25 Punkte von davespark 2025-11-02 | 3 Kommentare | Auf WhatsApp teilen

Dieser Artikel kritisiert die Grenzen der Softwareentwicklung im Zeitalter von AI und zeigt die Richtung echter Innovation auf. Die zentrale These ist, dass der Zusammenbruch von „Vibe Coding“ und „GPT-Wrappern“ absehbar ist und dass wir zu den ersten Prinzipien (First Principle Thinking) zurückkehren müssen, um Software zu bauen, die grundlegende Probleme löst.

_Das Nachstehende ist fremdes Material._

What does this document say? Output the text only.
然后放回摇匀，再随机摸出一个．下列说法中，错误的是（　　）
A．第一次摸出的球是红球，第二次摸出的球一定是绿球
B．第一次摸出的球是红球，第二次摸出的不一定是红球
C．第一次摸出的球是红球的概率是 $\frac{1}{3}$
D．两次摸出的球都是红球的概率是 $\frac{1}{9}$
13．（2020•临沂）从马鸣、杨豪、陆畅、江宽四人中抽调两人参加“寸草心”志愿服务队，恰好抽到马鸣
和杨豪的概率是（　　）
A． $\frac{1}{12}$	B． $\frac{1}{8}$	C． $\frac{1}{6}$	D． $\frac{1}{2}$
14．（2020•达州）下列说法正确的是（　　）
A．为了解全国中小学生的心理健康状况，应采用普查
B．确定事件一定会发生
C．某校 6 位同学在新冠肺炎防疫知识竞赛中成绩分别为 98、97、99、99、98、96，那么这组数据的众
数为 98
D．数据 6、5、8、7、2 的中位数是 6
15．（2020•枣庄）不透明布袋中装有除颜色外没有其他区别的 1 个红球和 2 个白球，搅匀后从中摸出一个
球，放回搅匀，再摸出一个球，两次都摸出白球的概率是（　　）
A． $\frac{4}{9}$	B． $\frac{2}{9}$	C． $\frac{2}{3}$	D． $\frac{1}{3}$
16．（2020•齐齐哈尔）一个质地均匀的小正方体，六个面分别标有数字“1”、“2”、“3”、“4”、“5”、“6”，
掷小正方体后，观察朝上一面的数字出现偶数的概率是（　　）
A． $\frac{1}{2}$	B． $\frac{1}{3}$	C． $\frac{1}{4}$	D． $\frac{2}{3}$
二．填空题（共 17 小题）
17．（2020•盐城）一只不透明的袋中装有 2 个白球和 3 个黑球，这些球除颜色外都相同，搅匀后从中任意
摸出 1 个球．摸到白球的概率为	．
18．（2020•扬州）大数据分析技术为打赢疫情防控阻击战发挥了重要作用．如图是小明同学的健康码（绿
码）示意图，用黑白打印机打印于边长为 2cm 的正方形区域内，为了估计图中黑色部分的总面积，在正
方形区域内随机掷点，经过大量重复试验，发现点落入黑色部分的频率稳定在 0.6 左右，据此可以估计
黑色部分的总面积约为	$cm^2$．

1. Die Grenzen von Vibe Coding und GPT-Wrappern
  • Probleme von Vibe Coding: Der Ansatz, mit AI schnell Code zu erzeugen, ist wegen Sicherheitslücken, schwieriger Wartung und leichter Kopierbarkeit nicht nachhaltig. Wie Daten von Chamath zeigen, bricht die User-Retention stark ein und legt die Grenzen kleiner Teams offen. Unternehmen werden ihre Kernsoftware einem solchen Ansatz nicht anvertrauen.
  • Das Schicksal von GPT-Wrappern: Tools wie Perplexity sind letztlich nur Wrapper um Modelle wie Claude und werden voraussichtlich wegen mangelnder Wettbewerbsfähigkeit verdrängt.
2. Analogie zur Dotcom-Ära: Namo WebEditor vs. Cursor
  • So wie frühere Web-Automatisierungstools (Namo WebEditor) keine professionellen Websites ersetzen konnten, erledigt Vibe Coding nur einfache Aufgaben. AI ersetzt Entwickler nicht, sondern gibt ihnen Zeit, komplexere Probleme zu lösen.
3. Ausblick: Paradigmenwechsel
  • AI dient nicht nur dazu, bestehende Apps/Websites schneller zu bauen, sondern löst Probleme, die zuvor unmöglich waren. Neue Mensch-Computer-Interaktionen (HCI) entstehen, und es könnten Softwareformen jenseits von Web und App auftauchen.
  • Steigende Nachfrage nach Top-Entwicklern: Durch den technologischen Fortschritt wird der Wettbewerb härter, und handwerkliche Exzellenz sowie sorgfältiges Design werden entscheidend.
4. Betonung von First Principle Thinking
  • Wir müssen über bestehende Frameworks hinausgehen (z. B. PPT-Automatisierungstools wie Gamma AI) und zu grundlegenden Fragen zurückkehren. Nicht „PPTs schneller erstellen“, sondern „geschäftliche Kommunikation effektiver lösen“.
  • Großartige Unternehmen definieren Konsumentenprobleme auf einem weißen Blatt neu und schaffen neue Paradigmen.
5. Warnung vor der Sucht nach „schnellem Erfolg“
  • Ein Markt, der durch übermäßige Liquidität und abnormale Bewertungen nach „einfachem und schnellem Geld“ süchtig geworden ist. Frühes virales Wachstum scheitert ohne Substanz.
  • Das Wesen von Startups: langfristige Herausforderungen und Fleiß. Hänge dich nicht an Erfolg oder Misserfolg auf, sondern gehe mit langem Atem voran.
Fazit

AI steigert die Produktivität, aber kreative Innovation bleibt Aufgabe des Menschen. Die Ära von Vibe Coding und GPT-Wrappern geht zu Ende, und Software, die grundlegende Probleme löst, wird die Zukunft beherrschen. Startups sollten statt auf Geschwindigkeit auf Tiefe setzen.

3 Kommentare

 
kipsong133 2025-11-06

Wenn wir vom Bronzezeitalter ins Eisenzeitalter übergehen, aber sich nur die Leistungsfähigkeit der Werkzeuge verbessert, dann fühlt es sich so an, als würde vieles dem Bisherigen ähneln. Wirklich revolutionär erscheint es mir in dem Moment, in dem wir gerade wegen des Eisenzeitalters Probleme lösen, die im Bronzezeitalter nicht lösbar waren.

 
ethanhur 2025-11-02

Ein zustimmenswerter Text. Vielen Dank fürs Teilen.

 
shakespeares 2025-11-02

Weil es eindeutig einen menschlichen Anteil gibt … Wenn man im Unternehmen einfach nur Vibe-Coding betreibt, erscheint mir das als etwas, das überhaupt nicht hilft.